Even Mayor Rahm Emanuel seemed to stop defending his school chief, speaking of the SUPES agreement she championed as a bad deal

If furniture can send a message, a single empty chair at Wednesday’s meeting of the Chicago Board of Education spoke volumes.

That chair would normally have been occupied by CEO Barbara Byrd-Bennett. But she has stepped out of that role in the midst of an escalating federal investigation of a principal training contract with the Wilmette-based SUPES Academy. And during their first meeting since Byrd-Bennett’s departure, it was clear board members wanted to distance themselves from both the embattled chief and their own unanimous vote on the SUPES agreement.

"We have questions about the circumstances of this contract," said interim CEO Jesse Ruiz. "And we look forward to getting answers to those questions, and thus we are suspending it. I think it’s the prudent thing to do now."

That suspension came in a letter, from Ruiz, to SUPES founder Gary Solomon.

"The Board of Education of the City of Chicago, hereby suspends, in whole, its Leadership Development Services Agreement with the SUPES Academy," Ruiz wrote. "Please immediately cease all activities previously begun pursuant to the Agreement, including, but not limited to, Academy and coaching sessions, so as to not incur any additional expenses."

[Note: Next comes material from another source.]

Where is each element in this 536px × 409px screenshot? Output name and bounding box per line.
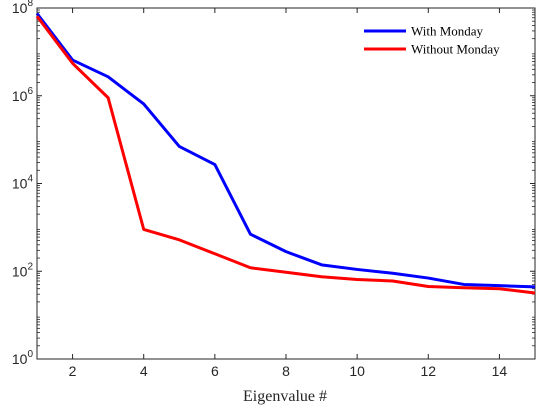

Ruiz conceded that he was one of the board members who voted unanimously to endorse the SUPES agreement.

"Given the information we had at that point in time, and given the information we were given as board members, I stand by that vote,” he said. But at the same time, he made clear that he and the other board members had only taken that vote, based on information the C.E.O had provided.

"Management proposes the agenda and the board acts upon it," he said, conceding that it is also the board’s job to "second guess" and "challenge" staff recommendations.

"We did that, and with that information provided, we acted upon it as we did," he said. 

Indeed, even Mayor Rahm Emanuel seemed to stop defending his school chief Wednesday, speaking of the SUPES agreement she championed as a bad deal.

"That type of action won’t be tolerated," he said. "We’re going to turn the page, and everybody needs to be laser focused on our kids and their education."

In a statement, SUPES called the suspension of the contract "disappointing."

"We stand behind the training we provide," that statement said. "We are committed to continuing our great work with CPS, once this review is completed."

While some viewed the board’s action as decisive, others viewed it as the equivalent of rats deserting a sinking ship.

During the public comment section of Wednesday’s meeting, a man named Ronald Jackson stepped to the microphone and accused the school board of throwing Byrd-Bennett under the federal bus.

"You have no remorse," he said. "Don’t think you’re not going down. Don’t think they’re not going to look at you sooner or later, that you’re not going up the river too."